Flemingin, C12H12O3 (provisional), is a dull orange-red crystalline powder consisting of star-shaped groups of minute prismatic needles, which melt at 171-172°, and closely resembles the rottlerin of kamala. Solutions of the alkali hydroxides dissolve it with an orangebrown tint, but these solutions when boiled do not deposit resinous matter, as is the case with rottlerin. On fusion with alkali salicylic acid and acetic acid are produced.
Silk suspended in a solution of flemingin in dilute sodium carbonate, and the whole gradually raised to the boiling temperature, is dyed golden yellow, slightly duller than the shade given by rottlerin; but, on the other hand, flemingin possesses much the stronger dyeing power of the two.

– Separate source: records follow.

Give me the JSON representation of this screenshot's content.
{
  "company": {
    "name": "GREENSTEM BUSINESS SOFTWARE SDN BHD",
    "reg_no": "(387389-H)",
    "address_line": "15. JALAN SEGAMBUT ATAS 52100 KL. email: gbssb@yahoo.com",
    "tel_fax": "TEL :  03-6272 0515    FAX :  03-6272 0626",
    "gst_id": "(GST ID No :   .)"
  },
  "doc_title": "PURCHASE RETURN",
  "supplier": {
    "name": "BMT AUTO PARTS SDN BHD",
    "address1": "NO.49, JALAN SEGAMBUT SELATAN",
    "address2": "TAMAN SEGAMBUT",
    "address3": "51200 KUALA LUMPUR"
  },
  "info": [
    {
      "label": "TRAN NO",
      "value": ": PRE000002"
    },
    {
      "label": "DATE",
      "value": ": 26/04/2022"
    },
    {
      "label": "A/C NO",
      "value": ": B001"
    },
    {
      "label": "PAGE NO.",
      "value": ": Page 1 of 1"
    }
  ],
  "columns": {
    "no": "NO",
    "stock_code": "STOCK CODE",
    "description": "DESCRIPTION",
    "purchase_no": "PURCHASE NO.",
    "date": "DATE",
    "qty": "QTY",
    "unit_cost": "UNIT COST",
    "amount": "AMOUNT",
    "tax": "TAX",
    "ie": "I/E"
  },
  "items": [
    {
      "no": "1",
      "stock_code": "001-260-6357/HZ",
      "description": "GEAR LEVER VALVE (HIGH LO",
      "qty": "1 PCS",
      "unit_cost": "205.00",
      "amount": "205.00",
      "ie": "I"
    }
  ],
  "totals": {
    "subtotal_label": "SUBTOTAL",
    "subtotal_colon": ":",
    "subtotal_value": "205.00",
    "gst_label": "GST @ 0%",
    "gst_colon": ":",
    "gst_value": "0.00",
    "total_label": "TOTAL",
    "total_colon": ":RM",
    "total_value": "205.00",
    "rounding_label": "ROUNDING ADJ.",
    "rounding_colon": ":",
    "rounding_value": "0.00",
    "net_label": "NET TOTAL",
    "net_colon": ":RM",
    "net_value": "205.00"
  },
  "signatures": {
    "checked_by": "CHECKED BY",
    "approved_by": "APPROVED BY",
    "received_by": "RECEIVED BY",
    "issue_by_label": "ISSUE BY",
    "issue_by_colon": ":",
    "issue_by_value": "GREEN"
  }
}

In addition to flemingin waras contains a trace of a yellow crystalline colouring matter, homoflemingin, melting-point 165-166° (C = 69,97; H = 5,75), together with some quantity of two resinous substances: (a) C12H12O3 (?), melting-point 162-167°, and (b) C13H14O3 (?), melting below 100°. Fused with alkali these latter gave salicylic and acetic acids, and appear to be allied to flemingin.
Added to a boiling solution of its own weight of sodium carbonate, waras dyes silk golden yellow shades, which are brightened by rinsing in very dilute acetic acid. Contrary to the statement of Wardle, it is to be regarded as a decidedly superior dyestuff to kamala (Perkin, Chem. Soc. Trans., 1898, 73, 659).